Cf. Lujan, 504 U.S. at 560 (injury-in-fact must implicate legally protected interest). The
plaintiffs’ arguments to the contrary are near frivolous. The plaintiffs offer no support
for their argument that the right to travel “includes within it the right . . . to bring with
them their property . . . in this case birds and paraphernalia including . . . ‘sharp
implements.’” Nor do they provide any support for the argument that their rights to
association are violated because the AWA “mak[es] it impossible to travel to the events
at which [the plaintiffs] would ordinarily associate with like-minded people” since “[t]he
very property which Congress wants plaintiffs to leave at home is the very reason the
plaintiffs associate with other[s] in the gamefowl community.” In fact, § 2156 neither
prohibits travel nor prevents individuals from associating for the purposes of animal
fighting in locations where animal fighting remains legal. Nor does it deprive the
plaintiffs of property or liberty without due process. If the plaintiffs violate the AWA
and are arrested for doing so, there is no reason to think they will not receive the
procedural protections of the federal criminal justice system. By the same token,
because the AWA does not impose any penalties without a judicial trial, it is not a bill
of attainder. Cf. United States v. Brown, 381 U.S. 437, 448-49 (1965) (describing
features of bills of attainder). Because none of these alleged injuries actually implicates
the Constitution, none is sufficient to confer standing.
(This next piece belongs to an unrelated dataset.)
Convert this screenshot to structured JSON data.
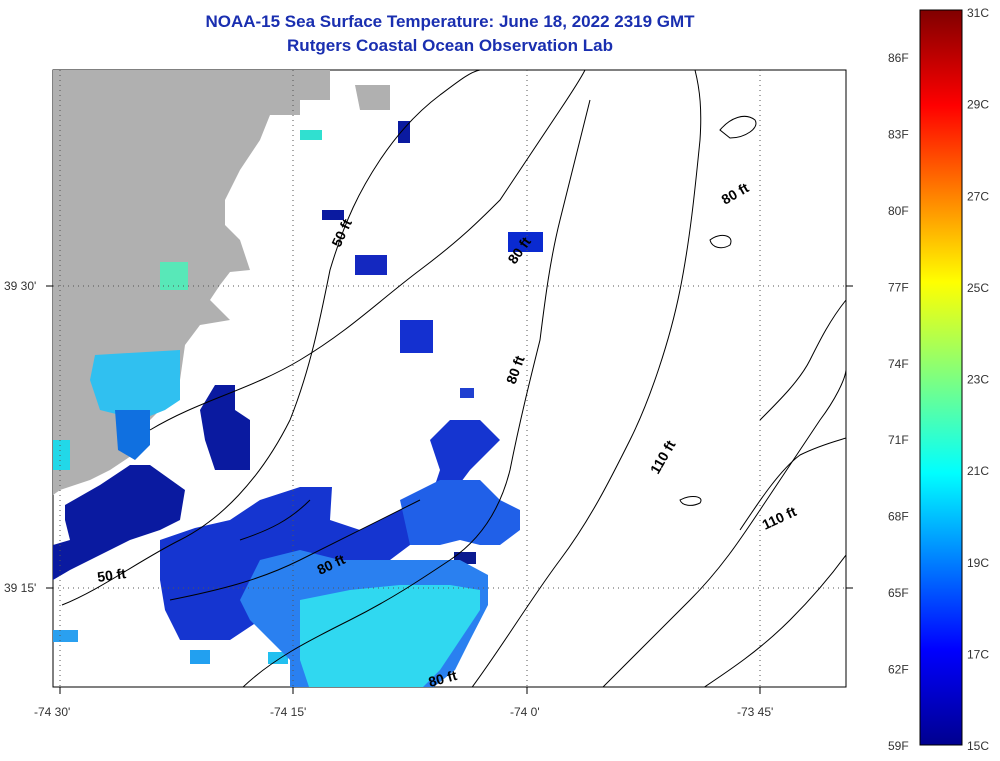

No. 09-3158 White, et al. v. United States, et al. Page 14
D. Federalism violation
Finally, the plaintiffs argue that the anti-animal-fighting provisions of the AWA
violate the principles of federalism contained in the Ninth, Tenth, and Eleventh
Amendments by favoring the policies of those states that ban cockfighting in a manner
that imposes burdens on those states that have not enacted such bans. Even assuming
the plaintiffs are correct that a constitutional violation has occurred, they do not have
standing to challenge it. A party invoking the court’s jurisdiction must show that he has
“personally suffered” some actual or threatened injury. Lujan, 504 U.S. at 563; see also
Warth, 422 U.S. at 499 (“The Art. III judicial power exists only to redress or otherwise
protect against injury to the complaining party . . . . A federal court’s jurisdiction
therefore can be invoked only when the plaintiff himself has suffered some threatened
or actual injury . . . .”) (internal quotation marks omitted). Any injury here is to the
impacted states, and perhaps to their citizens or the citizens of the United States in
general. Thus, the plaintiffs cannot be said to have “personally suffered” the alleged
federalism violation in a manner that would confer standing. Cf. Greater Cincinnati
Coal. for the Homeless v. City of Cincinnati, 56 F.3d 710, 716 (6th Cir. 1995) (standing
cannot be conferred based upon “a mere interest in a problem”) (citing Sierra Club v.
Morton, 405 U.S. 727, 739 (1972)).
IV. CONCLUSION
For the reasons described above, we AFFIRM the decision of the district court.